La fase storica che stiamo vivendo è drammatica per i suoi effetti devastanti sul piano economico, sociale e sanitario. L’effetto combinato della Rivoluzione tecnologica 4.0, che caratterizza l’intera area dei principali Paesi industrializzati da più di un quindicennio, e della pandemia, scoppiata nel marzo 2020, ha generato uno scenario caratterizzato da un elevato grado di incertezza e di complessità. Un terzo shock, attribuibile all’invasione dell’Ucraina da parte della Russia alla fine di febbraio del 2022, ha sconvolto gli equilibri dello scacchiere politico internazionale alimentando un ulteriore clima di complessità e incertezza a livello mondiale. E il recente conflitto tra Israele e la Palestina rischia di generare scenari altamente drammatici con serie conseguenze a livello mondiale.

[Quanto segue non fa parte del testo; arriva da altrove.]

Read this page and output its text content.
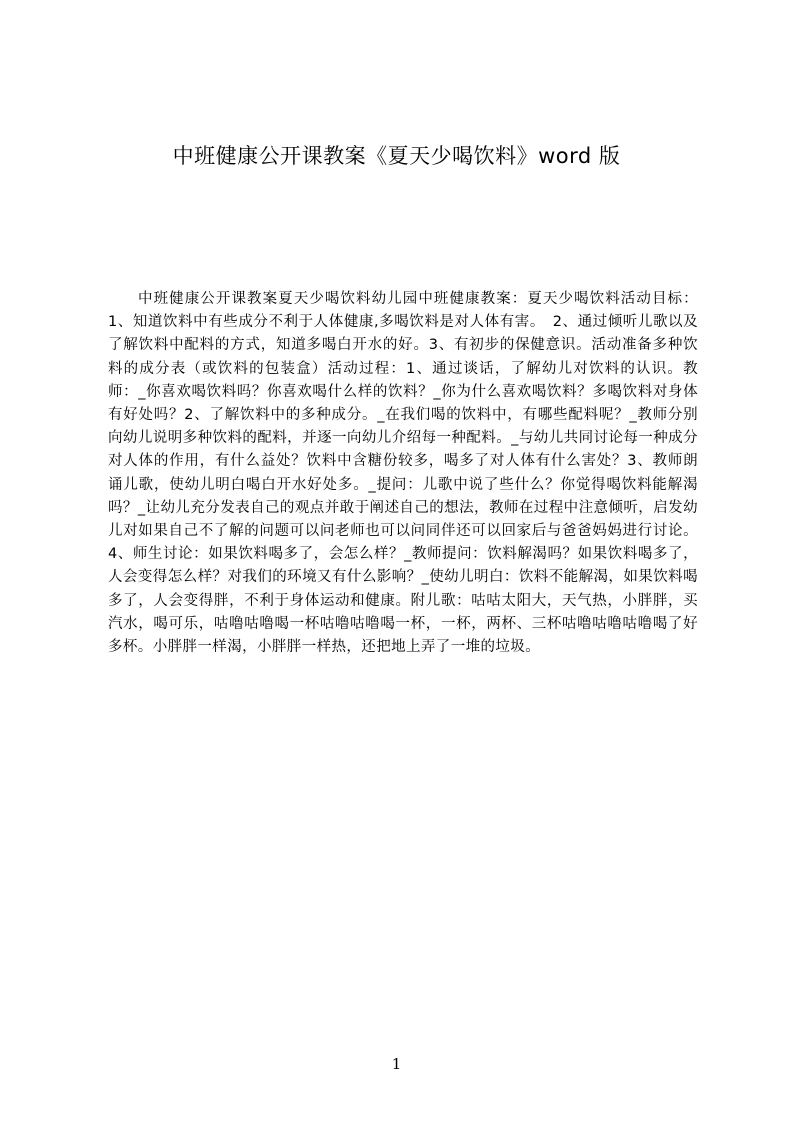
中班健康公开课教案《夏天少喝饮料》word 版

中班健康公开课教案夏天少喝饮料幼儿园中班健康教案：夏天少喝饮料活动目标：1、知道饮料中有些成分不利于人体健康,多喝饮料是对人体有害。　2、通过倾听儿歌以及了解饮料中配料的方式，知道多喝白开水的好。3、有初步的保健意识。活动准备多种饮料的成分表（或饮料的包装盒）活动过程：1、通过谈话，了解幼儿对饮料的认识。教师：_你喜欢喝饮料吗？你喜欢喝什么样的饮料？_你为什么喜欢喝饮料？多喝饮料对身体有好处吗？2、了解饮料中的多种成分。_在我们喝的饮料中，有哪些配料呢？_教师分别向幼儿说明多种饮料的配料，并逐一向幼儿介绍每一种配料。_与幼儿共同讨论每一种成分对人体的作用，有什么益处？饮料中含糖份较多，喝多了对人体有什么害处？3、教师朗诵儿歌，使幼儿明白喝白开水好处多。_提问：儿歌中说了些什么？你觉得喝饮料能解渴吗？_让幼儿充分发表自己的观点并敢于阐述自己的想法，教师在过程中注意倾听，启发幼儿对如果自己不了解的问题可以问老师也可以问同伴还可以回家后与爸爸妈妈进行讨论。4、师生讨论：如果饮料喝多了，会怎么样？_教师提问：饮料解渴吗？如果饮料喝多了，人会变得怎么样？对我们的环境又有什么影响？_使幼儿明白：饮料不能解渴，如果饮料喝多了，人会变得胖，不利于身体运动和健康。附儿歌：咕咕太阳大，天气热，小胖胖，买汽水，喝可乐，咕噜咕噜喝一杯咕噜咕噜喝一杯，一杯，两杯、三杯咕噜咕噜咕噜喝了好多杯。小胖胖一样渴，小胖胖一样热，还把地上弄了一堆的垃圾。

1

In un volume recentemente pubblicato (Navigare nella tempesta Recenti strategie imprenditoriali e politica industriale in Italia, Susil edizioni, 2023) mi sono posto, con diversi coautori, l’obiettivo di fotografare i tre shockstrutturali suindicati e di analizzare il loro impatto sull’economia italiana con particolare riguardo alla sua struttura produttiva nonché di sviluppare una serie di riflessioni sul ruolo che è stato e che potrebbe essere assunto dalla politica industriale all’interno del presente scenario caratterizzato da un incalzante susseguirsi di rischi sistemici. In queste note presento alcuni dei dati più rilevanti su come il sistema produttivo italiano ha reagito ai 3 shock indicati, e alle politiche adottate per mitigarne gli effetti. 

Molte imprese italiane hanno dimostrato di essere capaci di navigare in questa tempesta cavalcando la nuovaondata tecnologica e di reagire alla crisi pandemica attraverso strategie di innovazione, digitalizzazione, riconversione produttiva (anche parziale) dei propri impianti per realizzare i nuovi prodotti e servizi richiesti dalla crisi, rivolgendo infine una maggiore attenzione alla formazione professionale dei propri dipendenti. 

In particolar modo, dopo avere subìto gravi danni (soprattutto in termini di fatturato e di liquidità), parzialmente assorbiti grazie alle misure adottate dal Governo, molte imprese si sono riorganizzate adottando varie strategie per superare i danni dell’epidemia. E’ interessante rilevare che il COVID tra i molti e gravi effetti negativi ne ha avuti anche alcuni positivi, in particolare quello di aver spinto molte imprese a utilizzare in modo più diffuso e intensivo le nuove tecnologie, a realizzare maggiori investimenti per accrescere il benessere dei propri dipendenti, a utilizzare più diffusamente nuove modalità di lavoro quali lo     smart working. Contemporaneamente, una discreta quota di imprese ha realizzato strategie di riconversione (anche parziali) per rispondere ai nuovi bisogni emersi a seguito della crisi, sia spontaneamente che grazie agli incentivi disposti dal Decreto – Legge n.18/2020 (Decreto “Cura Italia”). 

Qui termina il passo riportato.